While government agencies and cybersecurity experts have been concerned with data and web traffic tracking for many years now, very little has been achieved to protect the end user from harmful and unwanted surveillance.
Fortunately, companies such as Apple are starting to take measures to protect their customers from unwanted tracking by including new standards that will force app developers to seek explicit permission for certain access permissions.
With the launch of iOS 14.5, Apple introduced a much-delayed privacy setting that will allow users to opt-out of data tracking as apps will no longer be allowed access to the IDFA by default on your iPhone, iPad, or Apple TV.

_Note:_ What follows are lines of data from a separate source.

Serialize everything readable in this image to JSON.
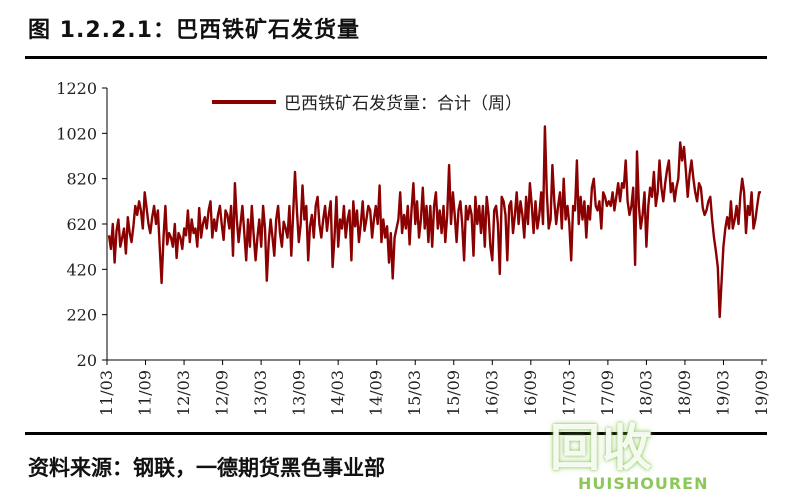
{
  "figure": {
    "title": "图 1.2.2.1：巴西铁矿石发货量",
    "source": "资料来源：钢联，一德期货黑色事业部"
  },
  "watermark": {
    "text": "回收",
    "subtext": "HUISHOUREN"
  },
  "colors": {
    "series": "#8b0000",
    "axis": "#000000",
    "text": "#222222"
  },
  "chart_data": {
    "type": "line",
    "title": "",
    "xlabel": "",
    "ylabel": "",
    "ylim": [
      20,
      1220
    ],
    "yticks": [
      20,
      220,
      420,
      620,
      820,
      1020,
      1220
    ],
    "x_start": "2011-03",
    "x_end": "2019-09",
    "xticks": [
      "11/03",
      "11/09",
      "12/03",
      "12/09",
      "13/03",
      "13/09",
      "14/03",
      "14/09",
      "15/03",
      "15/09",
      "16/03",
      "16/09",
      "17/03",
      "17/09",
      "18/03",
      "18/09",
      "19/03",
      "19/09"
    ],
    "legend": {
      "placement": "top-center"
    },
    "grid": false,
    "series": [
      {
        "name": "巴西铁矿石发货量：合计（周）",
        "values": [
          570,
          510,
          620,
          450,
          590,
          640,
          520,
          560,
          600,
          490,
          650,
          580,
          540,
          610,
          700,
          660,
          720,
          680,
          600,
          760,
          690,
          620,
          580,
          650,
          700,
          620,
          680,
          520,
          360,
          560,
          700,
          530,
          580,
          560,
          520,
          620,
          470,
          580,
          560,
          510,
          600,
          570,
          680,
          540,
          640,
          580,
          600,
          520,
          690,
          560,
          620,
          650,
          600,
          680,
          720,
          560,
          640,
          590,
          660,
          700,
          620,
          550,
          680,
          660,
          600,
          700,
          480,
          800,
          640,
          540,
          620,
          700,
          580,
          460,
          640,
          520,
          700,
          570,
          460,
          560,
          640,
          520,
          700,
          600,
          370,
          540,
          640,
          560,
          480,
          640,
          700,
          580,
          520,
          630,
          600,
          560,
          700,
          480,
          660,
          850,
          680,
          540,
          620,
          790,
          640,
          700,
          460,
          610,
          660,
          560,
          700,
          740,
          620,
          560,
          640,
          700,
          590,
          660,
          720,
          430,
          560,
          740,
          520,
          640,
          600,
          700,
          560,
          640,
          680,
          460,
          720,
          610,
          680,
          540,
          620,
          720,
          590,
          640,
          700,
          680,
          560,
          640,
          700,
          620,
          790,
          540,
          640,
          560,
          610,
          450,
          580,
          380,
          560,
          600,
          640,
          760,
          580,
          660,
          600,
          700,
          530,
          680,
          800,
          620,
          720,
          560,
          640,
          780,
          600,
          700,
          540,
          700,
          520,
          700,
          760,
          600,
          680,
          580,
          700,
          540,
          660,
          880,
          620,
          760,
          660,
          540,
          680,
          720,
          620,
          460,
          700,
          640,
          700,
          660,
          480,
          740,
          620,
          700,
          580,
          700,
          520,
          740,
          660,
          520,
          460,
          680,
          700,
          620,
          400,
          740,
          720,
          660,
          460,
          700,
          720,
          580,
          660,
          760,
          620,
          720,
          660,
          560,
          740,
          620,
          800,
          700,
          580,
          720,
          600,
          660,
          760,
          620,
          1050,
          760,
          600,
          640,
          880,
          720,
          620,
          700,
          760,
          600,
          820,
          640,
          700,
          620,
          460,
          700,
          680,
          900,
          620,
          740,
          640,
          720,
          560,
          700,
          640,
          780,
          820,
          700,
          680,
          720,
          600,
          760,
          740,
          700,
          720,
          700,
          760,
          680,
          740,
          800,
          720,
          800,
          780,
          900,
          720,
          660,
          700,
          780,
          440,
          940,
          700,
          600,
          660,
          760,
          520,
          700,
          780,
          740,
          850,
          700,
          760,
          900,
          780,
          720,
          800,
          860,
          900,
          760,
          800,
          720,
          780,
          820,
          980,
          900,
          960,
          860,
          740,
          840,
          900,
          820,
          760,
          720,
          800,
          780,
          690,
          660,
          680,
          720,
          740,
          640,
          560,
          500,
          430,
          210,
          360,
          520,
          600,
          650,
          600,
          720,
          600,
          640,
          700,
          620,
          740,
          820,
          760,
          580,
          700,
          660,
          760,
          600,
          640,
          700,
          760,
          760
        ]
      }
    ]
  }
}
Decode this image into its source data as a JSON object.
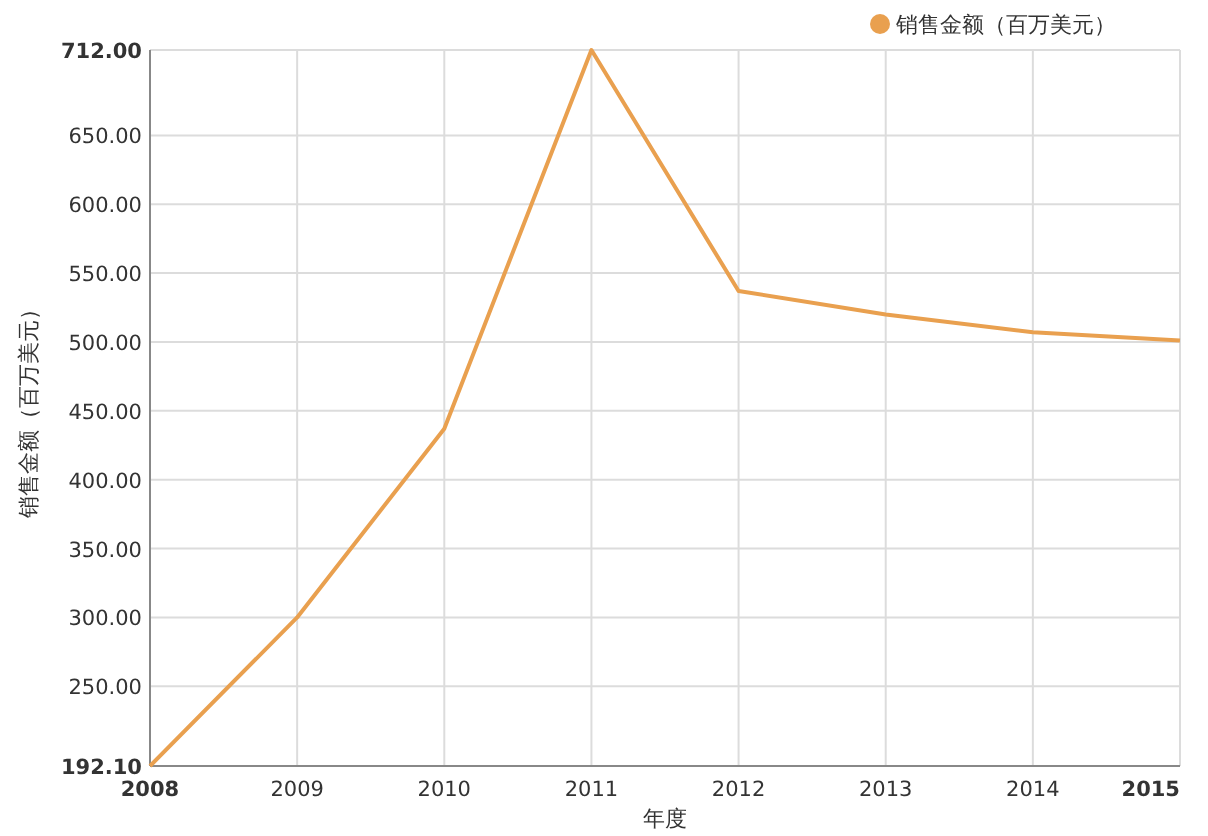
{
  "chart_data": {
    "type": "line",
    "xlabel": "年度",
    "ylabel": "销售金额（百万美元）",
    "categories": [
      "2008",
      "2009",
      "2010",
      "2011",
      "2012",
      "2013",
      "2014",
      "2015"
    ],
    "series": [
      {
        "name": "销售金额（百万美元）",
        "color": "#e9a04f",
        "values": [
          192.1,
          300,
          437,
          712,
          537,
          520,
          507,
          501
        ]
      }
    ],
    "ylim": [
      192.1,
      712
    ],
    "yticks": [
      {
        "value": 192.1,
        "label": "192.10"
      },
      {
        "value": 250,
        "label": "250.00"
      },
      {
        "value": 300,
        "label": "300.00"
      },
      {
        "value": 350,
        "label": "350.00"
      },
      {
        "value": 400,
        "label": "400.00"
      },
      {
        "value": 450,
        "label": "450.00"
      },
      {
        "value": 500,
        "label": "500.00"
      },
      {
        "value": 550,
        "label": "550.00"
      },
      {
        "value": 600,
        "label": "600.00"
      },
      {
        "value": 650,
        "label": "650.00"
      },
      {
        "value": 712,
        "label": "712.00"
      }
    ],
    "grid": true,
    "legend": "top right"
  }
}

IDFA allows apps to track you across different apps and websites, studying your preferences and app usage habits. Under the latest update, when an app wants to access this feature, you will see a pop-up saying, "Allow [app] to track your activity across other companies' apps and websites?"
You can block the app from accessing the IDFA by selecting the "Ask App Not to Track" option.
If you don't want to deal with such pop-ups, set a universal rule for apps in the iOS settings that will prevent all apps from accessing the IDFA without you having to manually decline their access.
- Open up the Settings app.
- Scroll down and select Privacy.
- Tap on Tracking.
- Set the toggle switch next to "Allow Apps to Request to Track" to an OFF position.
Note that this anti-tracing rule expands to other tracking methods, including developers being prevented from creating workarounds to gather enough data about your device to create a profile without relying on the IDFA.